Astronomers have uncovered hidden evidence that Malin 1, the largest known low-surface-brightness galaxy in the universe, is quietly growing by swallowing smaller dwarf galaxies, a process that had remained invisible until now.
One clump, named C1, stood out as it was unusually bright and massive, something unexpected in an otherwise ‘quenched” region where star formation should have ended long ago. (HT)
The discovery comes from a recent study by scientists at the Inter-University Centre for Astronomy and Astrophysics (IUCAA), using data from India’s AstroSat and the Very Large Telescope (VLT) in Chile. The findings were published in the prestigious Astrophysical Journal Letters in December 2025.
Malin 1 has long puzzled scientists. Though its faint spiral arms stretch across an enormous distance, its central region looks calm and settled, similar to a lenticular galaxy where star formation has largely stopped. Even more curiously, Malin 1 appears isolated, showing no obvious signs of interaction with other galaxies. So how was it still evolving? The answer lay hidden in ultraviolet light.
While observing Malin 1 using the Ultraviolet Imaging Telescope (UVIT) onboard AstroSat, researchers detected several bright, young star-forming clumps near the galaxy’s centre. One clump, named C1, stood out as it was unusually bright and massive, something unexpected in an otherwise ‘quenched” region where star formation should have ended long ago.
This mystery prompted deeper investigation. Using the MUSE spectrograph on the VLT, the team studied how stars and gas in the region were moving. They found that the C1 clump was racing through space at nearly 150 km per second faster than its surroundings and showed signs of strong turbulence behaviour that did not match the calm environment of Malin 1’s core. Even more telling, the clump appeared only in specific velocity maps, strongly indicating that it did not originate within Malin 1 itself.

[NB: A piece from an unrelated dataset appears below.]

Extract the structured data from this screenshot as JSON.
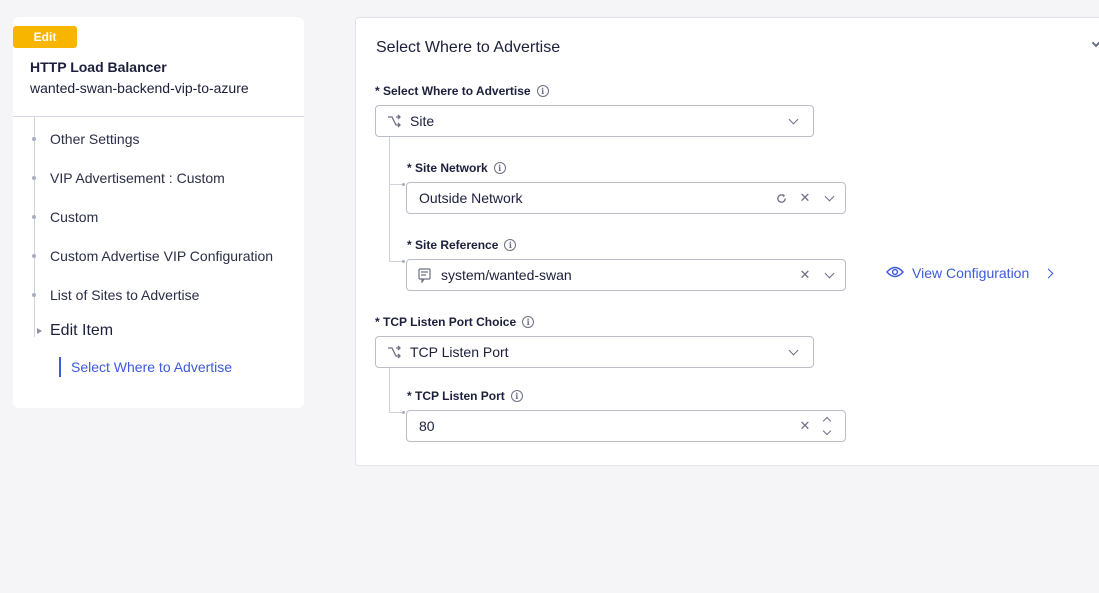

By analysing the chemical makeup and ages of the stars, researchers performed what they describe as “galaxy archaeology” Beneath the C1 clump lies an ancient population of stars more than six billion years old, typical of Malin 1’s core.

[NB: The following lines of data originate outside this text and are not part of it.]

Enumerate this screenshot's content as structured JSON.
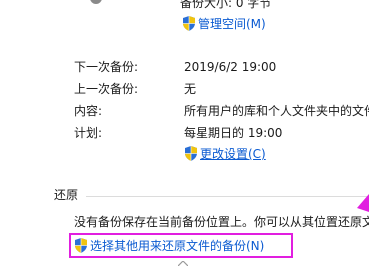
{
  "backup": {
    "size_text": "备份大小: 0 字节",
    "manage_space_link": "管理空间(M)",
    "rows": [
      {
        "label": "下一次备份:",
        "value": "2019/6/2 19:00"
      },
      {
        "label": "上一次备份:",
        "value": "无"
      },
      {
        "label": "内容:",
        "value": "所有用户的库和个人文件夹中的文件"
      },
      {
        "label": "计划:",
        "value": "每星期日的 19:00"
      }
    ],
    "change_settings_link": "更改设置(C)"
  },
  "restore": {
    "section_title": "还原",
    "message": "没有备份保存在当前备份位置上。你可以从其位置还原文件",
    "select_other_link": "选择其他用来还原文件的备份(N)"
  },
  "colors": {
    "link": "#0a5ad1",
    "highlight": "#e11ee0"
  },
  "icons": {
    "uac_shield": "uac-shield-icon",
    "annotation_arrow": "annotation-arrow-icon"
  }
}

But above this old layer, the team found evidence of a recent burst of star formation, within the last 200 million years, involving extremely metal-poor, alpha-enhanced stars, a signature usually linked to gas from the early universe.
So, C1 is the remnant of a dwarf galaxy that fell into Malin 1 on a polar orbit. As it was torn apart, it delivered fresh, pristine gas that triggered new star formation. The dwarf galaxy was likely shredded into four or more fragments, all sharing similar ages and chemical fingerprints. Similar patterns were found in other UV-bright clumps, confirming that this was not an isolated event.
“These mergers are subtle and non-disruptive, which is why they were missed earlier,” said Manish Kataria, the study’s lead author and a Ph.D. student at IUCAA. “But they are crucial to understanding how giant low-surface-brightness galaxies like Malin 1 continue to grow.”
He further said, “Understanding how giant, low-surface-brightness (GLSB) galaxies like Malin 1 grow is crucial, as their enormous, faint structures challenge existing galaxy formation theories. New ultraviolet imaging from AstroSat/UVIT, combined with Multi-Unit Spectroscopic Explorer (MUSE) IFU spectroscopy, offers a powerful method to uncover the subtle, non-disruptive minor-mergers driving their hidden growth.”
His supervisor, Prof. Kanak Saha, recalled noticing the UV clumps years ago and suspecting they might have an external origin. “With MUSE data and careful analysis, that suspicion has now been confirmed,” he said.
The discovery challenges existing theories of galaxy formation, which struggle to explain how such massive, yet faint, galaxies evolve without dramatic collisions.
Malin 1, it turns out, is not as quiet as it seems. Instead of violent crashes, it is slowly and silently feeding on smaller galaxies, reshaping its core, and growing over cosmic time, one quiet bite at a time.